The Method but Not the Protocol Affects Lactate-Threshold Determination in Competitive Swimmers
Gavriil G. Arsoniadis, Ioannis S. Nikitakis, Michael Peyrebrune, Petros G. Botonis, and Argyris G. Toubekis
Purpose: The study validated variables corresponding to lactate threshold (LT) in swimming. Speed (sLT), blood lactate concentration (BLLT), oxygen uptake (VO2LT), and heart rate (HRLT) corresponding to LT were calculated by 2 different incremental protocols and validated in comparison with maximal lactate steady state (MLSS). Methods: Ten competitive swimmers performed a 7 × 200-m front-crawl incremental “step test” with 2 protocols: (1) with 30-second rests between repetitions (short-rest incremental protocols) and (2) on a 5-minute cycle (swim + rest time, long-rest incremental protocols). Five methods were used for the assessment of sLT and corresponding BLLT, VO2LT, and HRLT: intersection of 2 lines, Dmax, modified Dmax, visual inspection, and intersection of combined linear and exponential regression lines. Subsequently, swimmers performed two to three 30-minute continuous efforts to identify speed (sMLSS) and physiological parameters corresponding to MLSS. Results: Both protocols resulted in similar sLT and corresponding physiological variables (P > .05). Bland–Altman plots showed agreement between protocols (sLT, bias: −0.017 [0.002] m·s−1; BLLT, bias: 0.0 [0.5] mmol·L−1; VO2LT, bias: −0.1 [2.2] mL·kg−1·min−1; HRLT. bias: −2 [8] beats·min−1).
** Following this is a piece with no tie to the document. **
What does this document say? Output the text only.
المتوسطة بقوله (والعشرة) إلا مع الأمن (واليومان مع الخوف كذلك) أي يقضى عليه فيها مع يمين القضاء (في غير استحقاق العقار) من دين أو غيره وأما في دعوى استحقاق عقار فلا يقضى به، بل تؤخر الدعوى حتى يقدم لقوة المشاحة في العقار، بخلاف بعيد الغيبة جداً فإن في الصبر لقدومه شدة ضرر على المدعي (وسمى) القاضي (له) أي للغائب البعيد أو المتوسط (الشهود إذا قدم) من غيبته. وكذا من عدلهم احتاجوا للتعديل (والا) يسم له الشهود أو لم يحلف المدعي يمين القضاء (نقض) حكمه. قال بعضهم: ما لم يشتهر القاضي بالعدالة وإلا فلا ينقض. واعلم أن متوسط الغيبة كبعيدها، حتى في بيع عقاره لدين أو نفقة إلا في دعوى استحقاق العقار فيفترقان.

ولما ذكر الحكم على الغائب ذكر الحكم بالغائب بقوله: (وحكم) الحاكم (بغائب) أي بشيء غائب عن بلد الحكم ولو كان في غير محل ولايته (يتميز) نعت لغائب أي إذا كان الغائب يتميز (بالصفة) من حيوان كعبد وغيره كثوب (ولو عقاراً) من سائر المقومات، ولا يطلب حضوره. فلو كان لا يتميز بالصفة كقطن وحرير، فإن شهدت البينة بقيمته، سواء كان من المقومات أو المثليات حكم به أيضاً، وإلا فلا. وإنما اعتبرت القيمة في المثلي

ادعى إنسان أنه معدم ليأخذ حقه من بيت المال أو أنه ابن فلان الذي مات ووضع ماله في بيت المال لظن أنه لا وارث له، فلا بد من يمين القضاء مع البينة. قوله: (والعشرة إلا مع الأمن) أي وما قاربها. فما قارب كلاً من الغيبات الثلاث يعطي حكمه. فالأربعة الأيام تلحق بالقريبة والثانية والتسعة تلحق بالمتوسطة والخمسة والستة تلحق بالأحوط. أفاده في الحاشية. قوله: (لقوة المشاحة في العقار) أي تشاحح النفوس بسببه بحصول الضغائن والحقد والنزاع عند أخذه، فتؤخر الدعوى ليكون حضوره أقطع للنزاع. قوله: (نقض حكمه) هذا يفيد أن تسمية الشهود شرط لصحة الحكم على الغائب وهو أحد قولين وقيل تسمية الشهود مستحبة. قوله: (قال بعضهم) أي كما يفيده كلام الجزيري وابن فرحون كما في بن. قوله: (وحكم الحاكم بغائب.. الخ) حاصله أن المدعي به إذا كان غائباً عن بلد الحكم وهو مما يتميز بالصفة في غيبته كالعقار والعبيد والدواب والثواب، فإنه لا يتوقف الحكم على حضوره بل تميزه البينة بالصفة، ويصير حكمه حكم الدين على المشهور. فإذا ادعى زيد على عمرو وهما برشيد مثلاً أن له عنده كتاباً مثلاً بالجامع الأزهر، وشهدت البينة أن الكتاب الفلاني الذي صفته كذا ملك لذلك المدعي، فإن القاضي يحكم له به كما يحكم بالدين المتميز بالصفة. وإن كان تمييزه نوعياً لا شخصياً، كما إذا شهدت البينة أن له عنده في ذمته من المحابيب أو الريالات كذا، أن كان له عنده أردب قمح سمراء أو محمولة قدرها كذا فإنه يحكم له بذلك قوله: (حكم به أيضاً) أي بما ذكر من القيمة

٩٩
However, sLT calculated by modified Dmax using short rest was higher compared with speed at MLSS (1.346 [0.076] vs 1.300 [0.101] m·s−1; P < .05). Conclusions: Calculated sLT, BLLT, VO2LT, and HRLT using all other methods in short-rest and long-rest incremental protocols were no different compared with MLSS (P > .05). Both 7 × 200-m protocols are valid for determination of sLT and corresponding physiological parameters, but the modified Dmax method may overestimate sLT.